Official CWE Definition
CWE-765: Multiple Unlocks of a Critical Resource
The product unlocks a critical resource more times than intended, leading to an unexpected state in the system.
When the product is operating in a concurrent environment and repeatedly unlocks a critical resource, the consequences will vary based on the type of lock, the lock's implementation, and the resource being protected. In some situations such as with semaphores, the resources are pooled and extra calls to unlock will increase the count for the number of available resources, likely resulting in a crash or unpredictable behavior when the system nears capacity.

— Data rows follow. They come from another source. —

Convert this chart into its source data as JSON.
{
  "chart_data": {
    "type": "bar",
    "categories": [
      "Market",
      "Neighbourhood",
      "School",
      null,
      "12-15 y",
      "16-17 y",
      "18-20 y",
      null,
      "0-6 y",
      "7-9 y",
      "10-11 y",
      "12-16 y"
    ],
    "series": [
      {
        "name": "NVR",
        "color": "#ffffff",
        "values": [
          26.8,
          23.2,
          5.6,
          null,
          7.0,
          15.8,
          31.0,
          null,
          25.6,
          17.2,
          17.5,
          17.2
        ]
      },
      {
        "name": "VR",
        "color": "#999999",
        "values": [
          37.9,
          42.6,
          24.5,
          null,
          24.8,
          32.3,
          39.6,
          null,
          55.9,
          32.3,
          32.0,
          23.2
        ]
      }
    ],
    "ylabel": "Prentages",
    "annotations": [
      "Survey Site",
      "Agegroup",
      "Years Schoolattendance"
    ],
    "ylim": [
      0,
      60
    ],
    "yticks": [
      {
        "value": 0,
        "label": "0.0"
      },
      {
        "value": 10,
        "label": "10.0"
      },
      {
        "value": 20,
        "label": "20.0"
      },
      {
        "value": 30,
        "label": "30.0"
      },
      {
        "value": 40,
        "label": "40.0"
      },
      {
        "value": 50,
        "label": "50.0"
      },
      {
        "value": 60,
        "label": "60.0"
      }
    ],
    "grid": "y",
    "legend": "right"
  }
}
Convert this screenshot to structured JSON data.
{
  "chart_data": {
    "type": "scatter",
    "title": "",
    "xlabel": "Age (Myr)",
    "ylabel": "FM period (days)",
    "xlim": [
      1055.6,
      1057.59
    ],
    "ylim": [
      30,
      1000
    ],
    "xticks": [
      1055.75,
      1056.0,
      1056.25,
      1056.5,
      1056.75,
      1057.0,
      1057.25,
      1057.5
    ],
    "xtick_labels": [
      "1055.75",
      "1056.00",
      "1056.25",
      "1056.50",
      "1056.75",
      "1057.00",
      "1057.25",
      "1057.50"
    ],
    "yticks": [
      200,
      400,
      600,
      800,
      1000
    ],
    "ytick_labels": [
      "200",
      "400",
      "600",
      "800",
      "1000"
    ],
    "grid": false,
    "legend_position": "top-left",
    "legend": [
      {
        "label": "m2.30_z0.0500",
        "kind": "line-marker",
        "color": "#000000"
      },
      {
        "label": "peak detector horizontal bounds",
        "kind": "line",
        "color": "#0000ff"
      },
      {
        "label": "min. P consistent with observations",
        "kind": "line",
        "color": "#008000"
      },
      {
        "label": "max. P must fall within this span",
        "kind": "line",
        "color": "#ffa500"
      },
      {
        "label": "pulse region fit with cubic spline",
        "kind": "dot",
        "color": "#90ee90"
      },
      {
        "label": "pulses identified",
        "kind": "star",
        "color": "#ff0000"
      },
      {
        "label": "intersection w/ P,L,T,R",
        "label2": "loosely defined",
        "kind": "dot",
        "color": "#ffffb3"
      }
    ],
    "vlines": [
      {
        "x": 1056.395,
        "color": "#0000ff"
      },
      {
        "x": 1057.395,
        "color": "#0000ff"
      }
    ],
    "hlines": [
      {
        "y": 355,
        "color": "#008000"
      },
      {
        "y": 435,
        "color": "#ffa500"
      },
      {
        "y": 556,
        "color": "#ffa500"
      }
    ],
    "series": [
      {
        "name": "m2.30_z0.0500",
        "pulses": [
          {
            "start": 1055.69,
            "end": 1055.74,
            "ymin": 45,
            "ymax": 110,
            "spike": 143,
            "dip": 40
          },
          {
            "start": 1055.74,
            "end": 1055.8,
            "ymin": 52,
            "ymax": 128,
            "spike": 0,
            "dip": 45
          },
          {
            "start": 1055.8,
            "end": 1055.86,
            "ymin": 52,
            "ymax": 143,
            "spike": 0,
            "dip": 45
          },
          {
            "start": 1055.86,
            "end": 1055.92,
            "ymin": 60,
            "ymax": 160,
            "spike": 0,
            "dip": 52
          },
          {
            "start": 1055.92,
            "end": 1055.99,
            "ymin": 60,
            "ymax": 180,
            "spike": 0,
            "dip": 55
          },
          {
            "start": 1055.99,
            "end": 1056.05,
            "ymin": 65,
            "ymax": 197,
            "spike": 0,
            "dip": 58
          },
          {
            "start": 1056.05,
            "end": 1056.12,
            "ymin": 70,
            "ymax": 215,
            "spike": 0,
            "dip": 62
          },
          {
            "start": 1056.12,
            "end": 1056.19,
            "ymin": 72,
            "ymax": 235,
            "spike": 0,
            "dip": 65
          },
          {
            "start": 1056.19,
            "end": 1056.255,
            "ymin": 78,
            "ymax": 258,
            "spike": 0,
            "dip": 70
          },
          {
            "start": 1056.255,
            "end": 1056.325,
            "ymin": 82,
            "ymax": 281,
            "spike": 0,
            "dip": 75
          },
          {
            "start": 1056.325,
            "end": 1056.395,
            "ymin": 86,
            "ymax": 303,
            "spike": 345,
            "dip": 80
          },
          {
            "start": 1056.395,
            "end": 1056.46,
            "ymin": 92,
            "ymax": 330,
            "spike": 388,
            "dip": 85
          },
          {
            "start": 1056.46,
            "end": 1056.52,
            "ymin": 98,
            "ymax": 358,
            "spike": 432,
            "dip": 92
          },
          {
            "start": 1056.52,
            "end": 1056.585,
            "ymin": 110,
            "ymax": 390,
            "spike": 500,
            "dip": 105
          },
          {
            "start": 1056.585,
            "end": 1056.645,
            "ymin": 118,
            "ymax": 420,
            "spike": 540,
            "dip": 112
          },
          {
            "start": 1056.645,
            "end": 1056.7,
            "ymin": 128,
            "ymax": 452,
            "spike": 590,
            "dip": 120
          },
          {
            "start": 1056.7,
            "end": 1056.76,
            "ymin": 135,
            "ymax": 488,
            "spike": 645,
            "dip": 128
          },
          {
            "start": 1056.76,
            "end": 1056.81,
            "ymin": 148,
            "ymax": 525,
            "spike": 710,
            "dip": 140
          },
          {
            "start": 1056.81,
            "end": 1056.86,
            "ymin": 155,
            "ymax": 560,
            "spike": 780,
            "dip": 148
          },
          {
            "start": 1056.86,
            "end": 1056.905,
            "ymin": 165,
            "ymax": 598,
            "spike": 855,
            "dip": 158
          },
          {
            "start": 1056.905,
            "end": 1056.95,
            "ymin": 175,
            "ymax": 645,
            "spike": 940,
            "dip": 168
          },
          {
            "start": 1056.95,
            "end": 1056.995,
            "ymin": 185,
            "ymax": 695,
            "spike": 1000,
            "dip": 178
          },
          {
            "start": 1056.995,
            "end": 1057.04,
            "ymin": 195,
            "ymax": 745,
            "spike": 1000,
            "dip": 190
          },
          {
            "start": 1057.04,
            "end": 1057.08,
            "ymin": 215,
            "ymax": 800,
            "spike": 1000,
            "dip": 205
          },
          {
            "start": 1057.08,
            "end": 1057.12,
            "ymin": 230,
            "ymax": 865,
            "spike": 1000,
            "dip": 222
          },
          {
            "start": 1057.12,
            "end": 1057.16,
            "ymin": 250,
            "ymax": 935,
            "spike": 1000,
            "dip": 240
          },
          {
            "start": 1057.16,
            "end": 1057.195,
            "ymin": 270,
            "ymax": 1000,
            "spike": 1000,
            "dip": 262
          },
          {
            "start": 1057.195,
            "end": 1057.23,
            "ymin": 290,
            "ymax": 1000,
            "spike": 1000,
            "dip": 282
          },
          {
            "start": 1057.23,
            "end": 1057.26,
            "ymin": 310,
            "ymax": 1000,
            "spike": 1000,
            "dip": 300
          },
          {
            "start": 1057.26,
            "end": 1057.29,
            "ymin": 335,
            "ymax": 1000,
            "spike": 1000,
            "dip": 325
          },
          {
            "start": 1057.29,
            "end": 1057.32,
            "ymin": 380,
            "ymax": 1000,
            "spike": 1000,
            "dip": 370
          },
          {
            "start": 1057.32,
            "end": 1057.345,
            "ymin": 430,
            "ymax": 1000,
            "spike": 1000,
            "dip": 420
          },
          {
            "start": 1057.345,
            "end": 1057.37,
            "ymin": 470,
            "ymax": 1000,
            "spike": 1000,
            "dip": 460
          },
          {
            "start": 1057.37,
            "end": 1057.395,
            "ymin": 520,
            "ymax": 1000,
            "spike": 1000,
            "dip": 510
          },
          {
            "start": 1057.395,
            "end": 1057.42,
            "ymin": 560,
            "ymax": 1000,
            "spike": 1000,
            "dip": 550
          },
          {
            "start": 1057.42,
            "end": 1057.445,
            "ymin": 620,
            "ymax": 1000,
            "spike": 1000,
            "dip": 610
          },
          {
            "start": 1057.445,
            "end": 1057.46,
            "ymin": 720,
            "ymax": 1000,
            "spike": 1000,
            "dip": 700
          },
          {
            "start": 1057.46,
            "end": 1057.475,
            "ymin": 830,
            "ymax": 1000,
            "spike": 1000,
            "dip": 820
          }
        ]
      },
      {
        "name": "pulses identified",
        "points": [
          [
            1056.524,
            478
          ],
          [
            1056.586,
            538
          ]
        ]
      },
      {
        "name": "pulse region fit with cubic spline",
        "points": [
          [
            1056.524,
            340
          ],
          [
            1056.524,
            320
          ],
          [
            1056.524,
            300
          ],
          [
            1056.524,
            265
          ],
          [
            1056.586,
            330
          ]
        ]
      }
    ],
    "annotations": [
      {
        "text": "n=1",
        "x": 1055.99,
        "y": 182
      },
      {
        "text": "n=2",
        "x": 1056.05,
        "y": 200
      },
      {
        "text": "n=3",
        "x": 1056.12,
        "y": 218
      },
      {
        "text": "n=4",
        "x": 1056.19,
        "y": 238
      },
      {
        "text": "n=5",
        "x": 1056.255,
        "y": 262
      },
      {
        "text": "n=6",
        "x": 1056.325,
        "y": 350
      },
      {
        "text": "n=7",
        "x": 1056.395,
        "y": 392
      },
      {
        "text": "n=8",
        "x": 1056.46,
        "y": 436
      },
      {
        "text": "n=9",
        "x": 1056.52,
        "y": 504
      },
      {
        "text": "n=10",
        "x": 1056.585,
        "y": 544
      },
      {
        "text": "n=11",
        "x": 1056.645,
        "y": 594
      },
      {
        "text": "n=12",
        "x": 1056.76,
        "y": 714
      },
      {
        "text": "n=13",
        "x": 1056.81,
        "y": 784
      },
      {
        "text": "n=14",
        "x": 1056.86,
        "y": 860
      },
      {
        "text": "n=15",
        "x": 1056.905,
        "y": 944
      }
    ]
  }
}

Developer And Remediation Guidance
How teams prevent and detect this weakness
Causes
- Missing validation
- Unsafe defaults
- Insufficient authorization or memory-safety invariant
Remediation
- Implementation: When locking and unlocking a resource, try to be sure that all control paths through the code in which the resource is locked one or more times correspond to exactly as many unlocks. If the product acquires a lock and then determines it is not able to perform its intended behavior, be sure to release the lock(s) before waiting for conditions to improve. Reacquire the lock(s) before trying again.
Detection
- Automated Static Analysis: Automated static analysis, commonly referred to as Static Application Security Testing (SAST), can find some instances of this weakness by analyzing source code (or binary/compiled code) without having to execute it. Typically, this is done by building a model of data flow and control flow, then searching for potentially-vulnerable patterns that connect "sources" (origins of input) with "sinks" (destinations where the data interacts with external components, a lower layer such as the OS, etc.)
Mappings
Related CVEs, CWEs, and ATT&CK context
Related CWEs
ATT&CK Relevance
ATT&CK relevance is shown only when reviewed or responsibly inferred.